Nem aparece nas enciclopédias como um país. É uma terra
de ninguém encravada no leste
europeu, que declarou independência em 1990 e vive num
limbo legal -a Moldávia diz
que é território seu, mas há outro governo que se declara autônomo, com apoio da Rússia.
A memória infantil de Lilin
numa comunidade criminosa
neste fim de mundo está descrita em "Educação Siberiana",
que a Alfaguara lança no Brasil.
O autor, um tatuador de 30
anos que lutou do lado russo na
Tchetchênia, hoje vive em Turim, na Itália, país onde o livro
teve boa acolhida e foi elogiado
por Roberto Saviano, do assemelhado "Gomorra".
Ambos retratam sem filtro o
submundo de máfias, a napolitana, no caso de Saviano, e a dos
urcas siberianos, no de Lilin.
Mas as semelhanças não vão
muito além. "Gomorra" é um livro-reportagem. A obra de Lilin, que ele define como um romance baseado em sua história
real, é fabular. Glorifica tanto o
crime, embaralhando violência
com dignidade, que chega a divertir, com seus "criminosos
bons e honestos".
O leitor segue a perspectiva
de uma criança encantada com
esses códigos de honra e de ética da sua comunidade bandida.
Os urcas, segundo Lilin criminosos deportados da Sibéria
para a Moldávia por Stálin nos
anos 1930, têm um tratado particular sobre armas: as "honestas" são para caça e devem ser
guardadas num altar; as "de pecado" têm fins exclusivamente
criminais, e ficam escondidas.
Todas as armas têm apelidos, as
pessoas também -tudo no universo de Lilin tem apelido.
Couve-flor
Os urcas de "Educação Siberiana" não podem dirigir a palavra a policiais. Se topam com
um, o ignoram, e à mulher do
criminoso cabe o papel de interlocução. Desprezam o dinheiro e não pronunciam o termo, substituído por "lixo" ou
"couve-flor". É sagrado o respeito a velhos e deficientes. Os
urcas possuem chapéus e canivetes típicos, seu ritual de chá é
único, e por aí vai.
"Tentei documentar a existência dos urcas, mas não achei
informação alguma, então decidi usar minhas lembranças
desse povo, tentando recuperar
o que foi essa comunidade um
dia", disse Lilin à Folha, em entrevista por e-mail.
As tatuagens, na cultura criminal siberiana, não podem ser
feitas à máquina -só à mão,
com agulhas. Lilin é todo tatuado e faz tatuagens, mas nega
que sobreviva da atividade, como diz a mídia italiana -algo
que seus editores não têm interesse em refutar, ao contrário.

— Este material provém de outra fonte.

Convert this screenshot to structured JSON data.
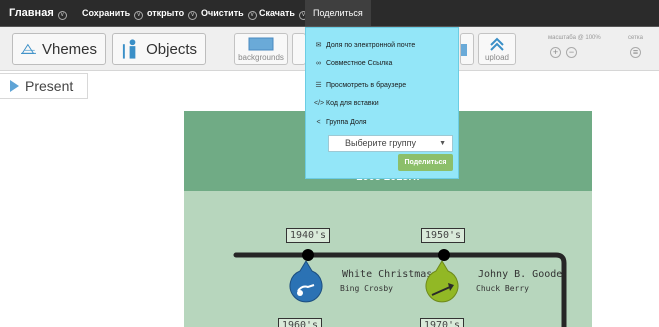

E fica (ou se mostra) abespinhado se é indagado sobre as
suas. "Onde cresci, perguntar
sobre tatuagens pessoais era
uma ofensa. A tatuagem existe
para evitar palavras."
Ao tecer detalhes sobre a vida num lugar esquecido do
mundo, Lilin ganhou, junto
com aplausos, desconfiança. O
jornal "La Stampa" questionou
a veracidade de informações
históricas e culturais apresentadas no livro. Lilin diz que a
denúncia "não prova nada; é
como querer investigar a máfia
siciliana batendo de porta em
porta atrás do endereço do chefão e, sem consegui-lo, concluir
que a máfia não existe".
Para além de romantizar a
ética criminal, o livro traz também relatos violentos -brigas
das gangues que o narrador integrou, estupros no reformatórios onde esteve preso, assassinatos, vinganças. Lilin fala mal
de Deus e o mundo, georgianos,
ucranianos, americanos, comunistas, outras máfias russas.
Conta que recebeu ameaças
de morte e tem proteção policial. Só anda armado, o que
acha muito natural: "Venho de
uma comunidade paramilitar e
com tradição de caça. As armas
tiveram papel importante na
minha educação, eu as respeito, sei usá-las e tenho muitas."
Lilin deixou a Transnístria
aos 18 anos para lutar na
Tchetchênia. Há menos de cinco anos foi morar na Itália, onde já vivia sua mãe. Considera o
país sua nova pátria e escreveu
o livro em italiano. "Educação
Siberiana" teve 60 mil exemplares vendidos por lá, e seus
direitos negociados para 18 países e para o cinema.
Lilin lançará em breve seu
segundo livro, sobre a experiência na Tchetchênia, descrita de raspão no primeiro. Será
novamente, diz, uma ficção baseada em fatos reais.